The NPA had appealed a previous court ruling handed down by Judge Maletsatsi Mahalelo on the matter.
In November 2019, the Johannesburg High Court provisionally froze the assets – allegedly linked to the looting of Transnet.
However, the court, in October 2020, reversed this ruling after finding that then-Investigating Directorate (ID) head Hermione Cronje had failed to disclose various material facts during the initial proceedings.
The material facts the court in the ruling found the state had failed to disclose, included that there had been what Regiments described as an “anti-dissipation” order handed down.
They also included that there was a settlement agreement between the company and Transnet.
But now the court has overturned the same ruling, News24 has reported.
Judge Raylene Keightley, penning the judgment on behalf of the full bench, ruled on Tuesday that the High Court had been wrong to reject Cronje’s evidence that she was not aware of the settlement agreement between Transnet and Regiments when she applied for the freezing of the company’s directors’ assets.
These directors include Niven Pillay, Litha Nyhonyha and Eric Wood.
In its court papers, the NPA indicated that Pillay, Nyhonyha and Wood would face charges of fraud, corruption and money laundering for their alleged role in a criminal conspiracy at Transnet that involved, among others, Gupta kingpin Salim Essa.
This related to the controversial contract for 1,064 locomotives.
Meanwhile, Keightley further pointed out that the three directors had acknowledged that Regiments had actually not paid the settlement amount to Transnet.
“Until such payment was made, the agreement was not relevant to the restraint proceedings. [Advocate] Cronje was under no obligation to investigate and inquire into the Transnet settlement’s existence.
“Therefore, we are of the view that the Transnet agreement was not material to the application for a provisional restraint order. Its non-disclosure was not a valid reason to discharge the provisional restraint and the Court a quo erred in finding that it was,” the judgment read.
Regiments had previously struck a deal to make a “full and final settlement” to Transnet for money earned for the locomotives contract and a China Development Bank loan.
On whether there were reasonable grounds for believing the directors may be convicted of a crime, which would justify their assets being permanently seized, the court also said: “None of the evidence relied on by the NDPP to found reasonable grounds for believing that the defendants might be convicted on the corruption charges (or indeed any of the other offences) is manifestly false or unreliable.

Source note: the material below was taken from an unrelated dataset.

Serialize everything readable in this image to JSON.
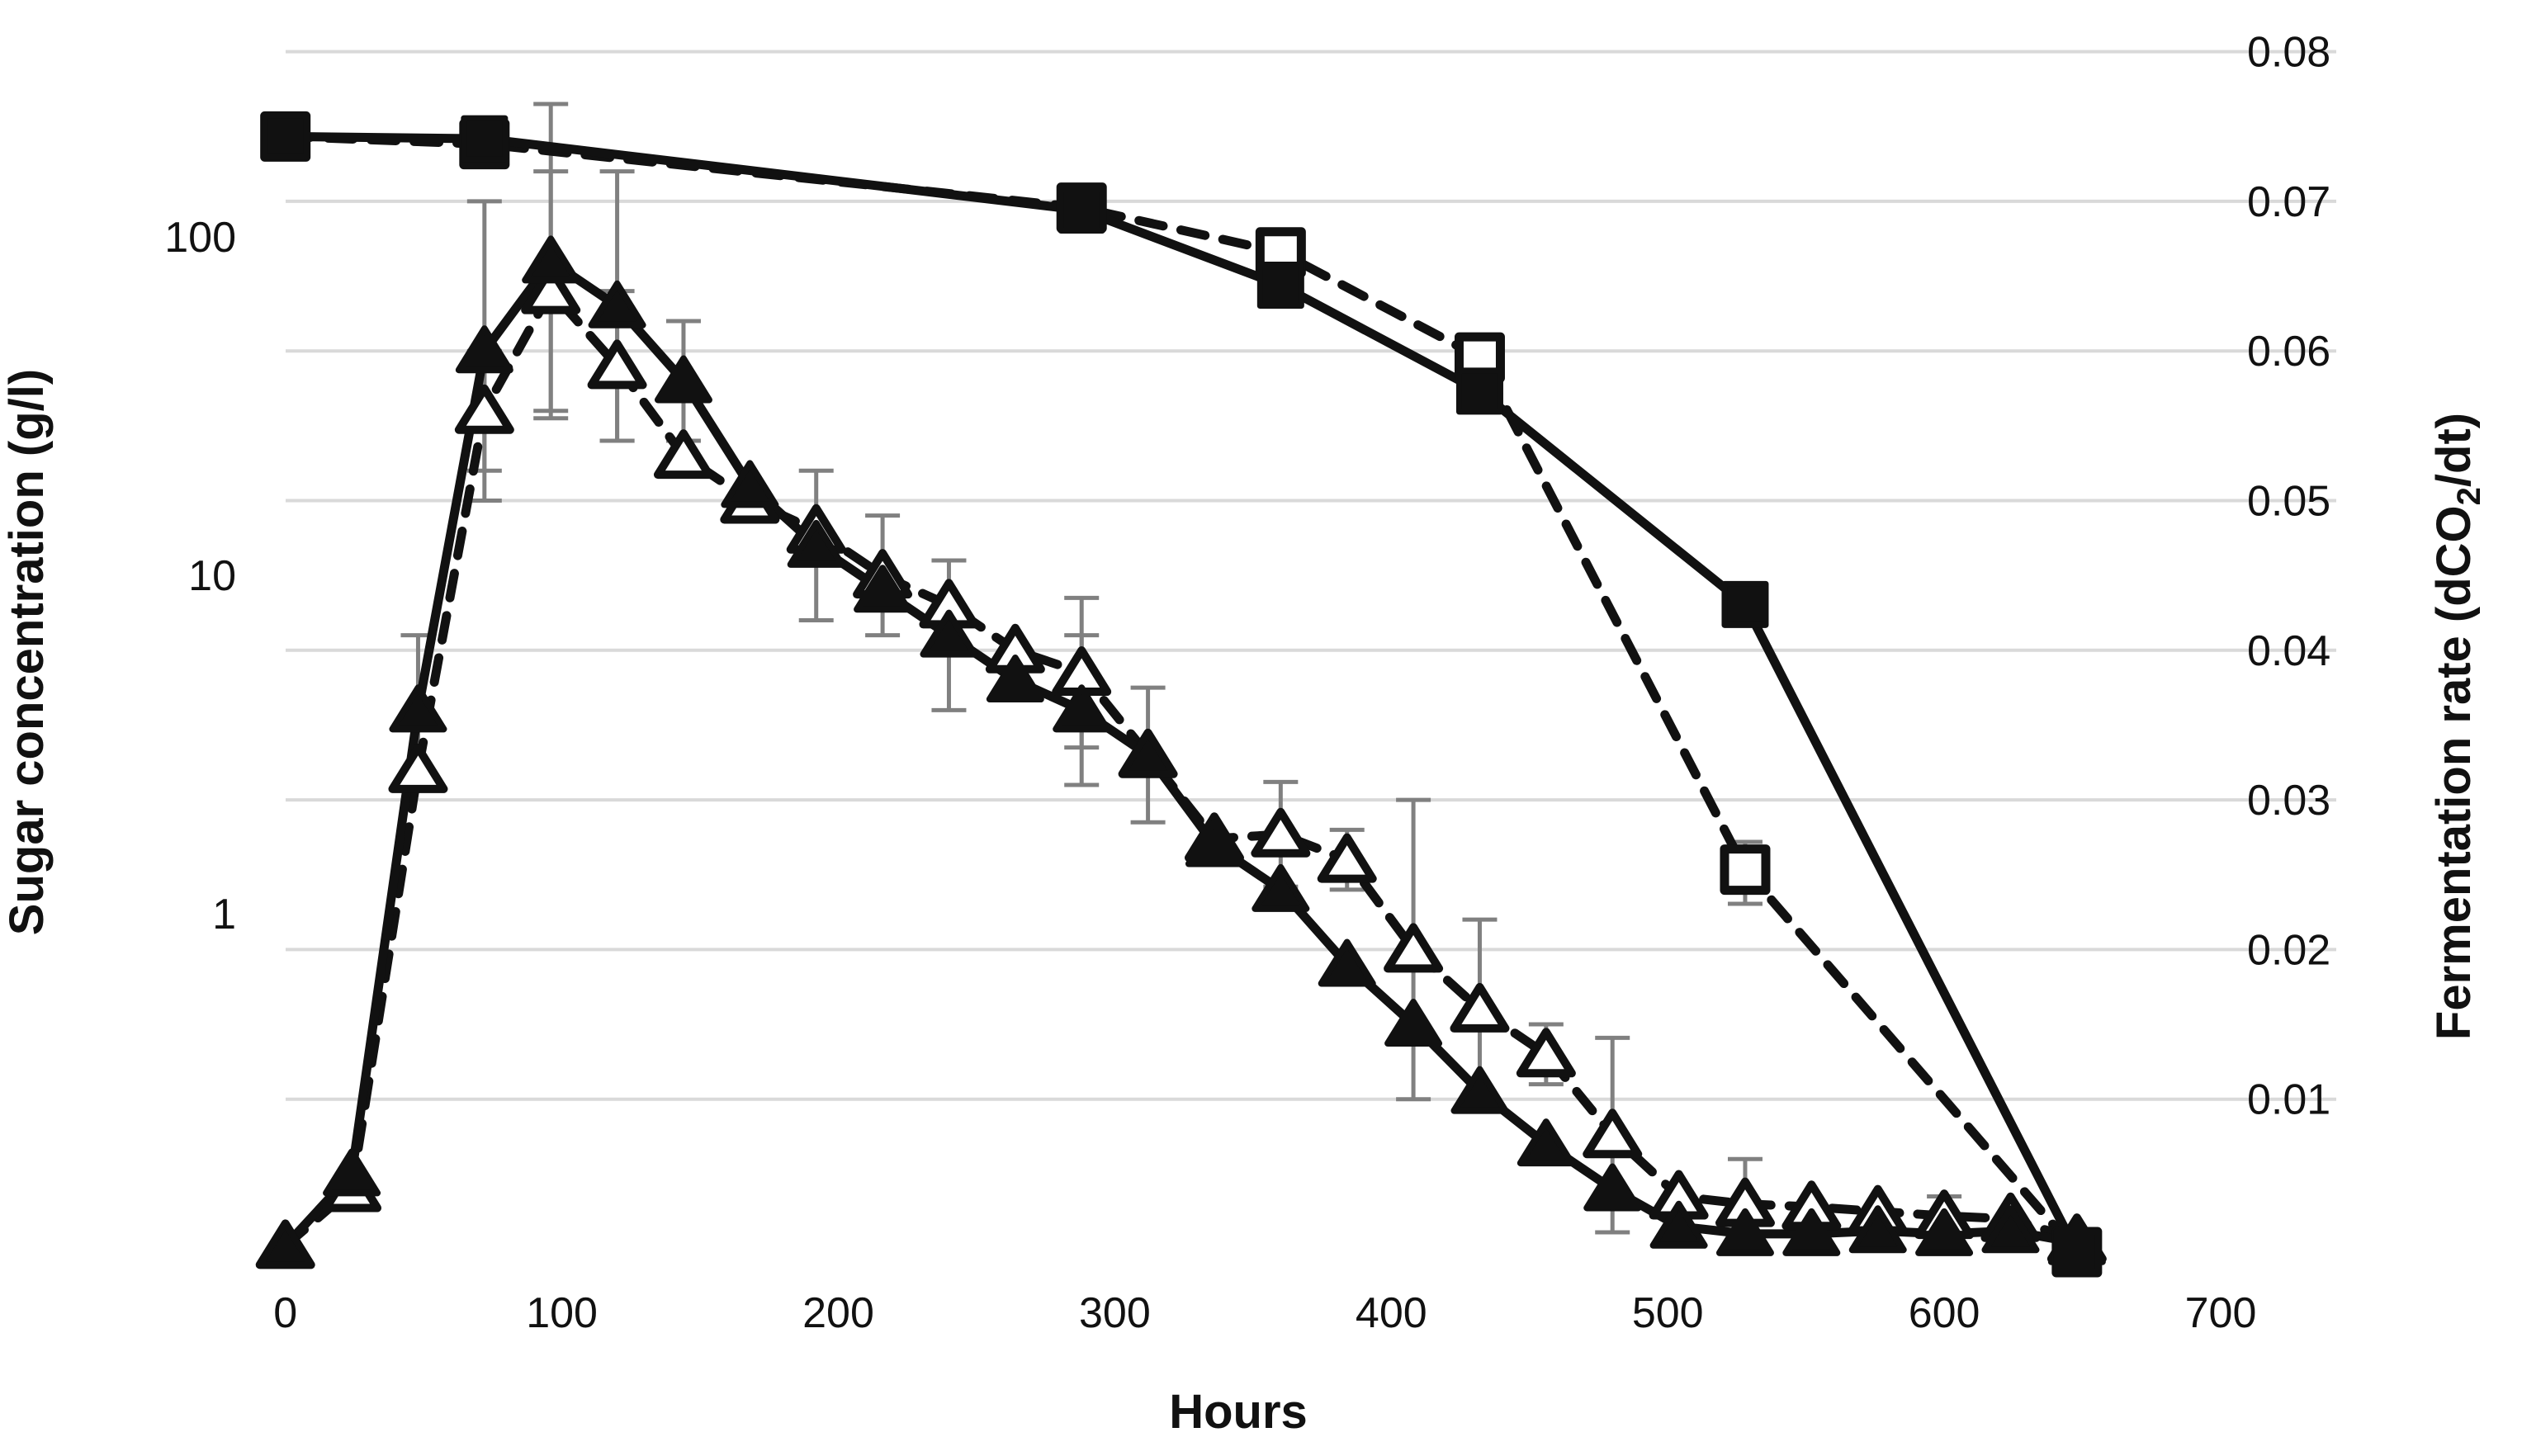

“This is underlined by the crucial fact that the defendants have failed to put up any substantial answer to the NDPP’s case against the defendants on these offences.”
The court also granted the NPA’s request to adjust the value of the assets from R1 billion to R1.6 billion.
The Organisation Undoing Tax Abuse (Outa) has since welcomed the latest judgment.
“Outa was concerned at the earlier judgment in October 2020 that set aside the freezing order, and we are pleased that the NPA stood their ground and opposed the flawed ruling by Judge Maletsatsi Mahalelo,” the organisation said in a tweet.
“Great to see that NPA are taking their role in recovery of funds and accountability for State Capture seriously.
“This means a lot to civil society and the public. We really need to see the tide turning in the fight against corruption,” Outa added.